At the Seismological Society of America's 2021 Annual Meeting, researchers shared how they are using fiber optic cable to detect the small earthquakes that occur in ice in Antarctica.
The results could be used to better understand the movement and deformation of the ice under changing climate conditions, as well as improve future monitoring of carbon capture and storage projects, said Anna Stork, a geophysicist at Silixa Ltd.
Stork discussed how she and her colleagues are refining their methods of distributed acoustic sensing, or DAS, for microseismicity--earthquakes too small to be felt. DAS works by using the tiny internal flaws within an optical fiber as thousands of seismic sensors. An instrument at one end sends laser pulses down the cable and measures the "echo" of each pulse as it is reflected off the fiber's internal flaws.

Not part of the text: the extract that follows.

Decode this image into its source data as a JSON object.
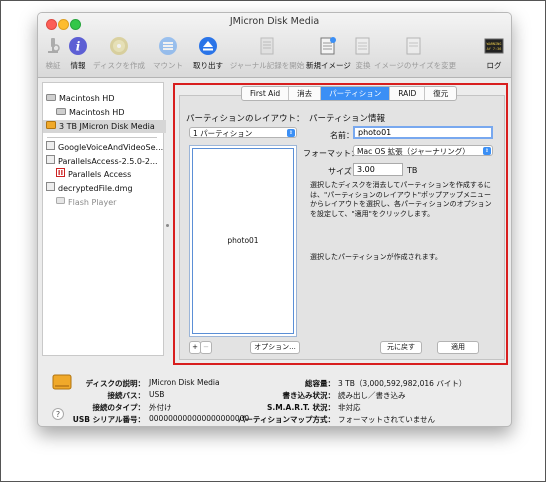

When the fiber is disturbed by earthquakes or icequakes, there are changes in the size, frequency and phase of laser light scattered back to the DAS receiver that can be used characterize the seismic event.
Michael Kendall of the University of Oxford said the Antarctic research demonstrates how DAS can be used to monitor underground carbon capture and storage at other sites in the world. For instance, the layout of the Antarctic network offers a good example for how a similar network could be configured to best detect microseismicity that could be triggered by carbon storage.
"Our work also demonstrates a method of using DAS fiber arrays to investigate microseismic earthquake source mechanisms in more detail than conventional geophones," said Tom Hudson of the University of Oxford. "If we can analyze the source mechanism--how an earthquake fails or fractures--then we may be able to attribute the earthquake to the movement of fluids like carbon dioxide in a reservoir."
The Antarctic microseismic icequakes recorded by DAS "are approximately magnitude -1, corresponding to approximately the size of a book falling off a table," Hudson explained, "so they are very small earthquakes."
The study by Hudson and colleagues is the first to use DAS to look at icequakes in Antarctica. The fiber optic cable was deployed in a linear and triangular configuration on the ice surface at the Rutford Ice Stream.
Kendall said there are a number of challenges to using fiber optic sensors in the harsh Antarctica environment. The equipment had to travel in pieces by boat and several planes to the study site. The researchers had to bury the fiber to reduce wind noise contaminating the seismic signal, as well as remove the signal of a generator that powered the DAS instrument.
"We housed the instrument in a mountaineering tent, which basically served as a tiny office," Stork explained. "Keeping temperatures within the recommended operating limits was a challenge. The radiative heating from the sun warned the tent to well in the 30s [degrees Celsius], even though it was -10 degrees Celsius outside."
The researchers share their analyses of icequake data with climatologists and other researchers studying the slip of glaciers and other ice movements in Antarctica, Kendall said.
"Hopefully in the future we will interact more with scientists drilling ice cores too, as they use fiber as distributed temperature sensors, but these fibers that they put down boreholes could also be used for seismic studies like ours," he noted.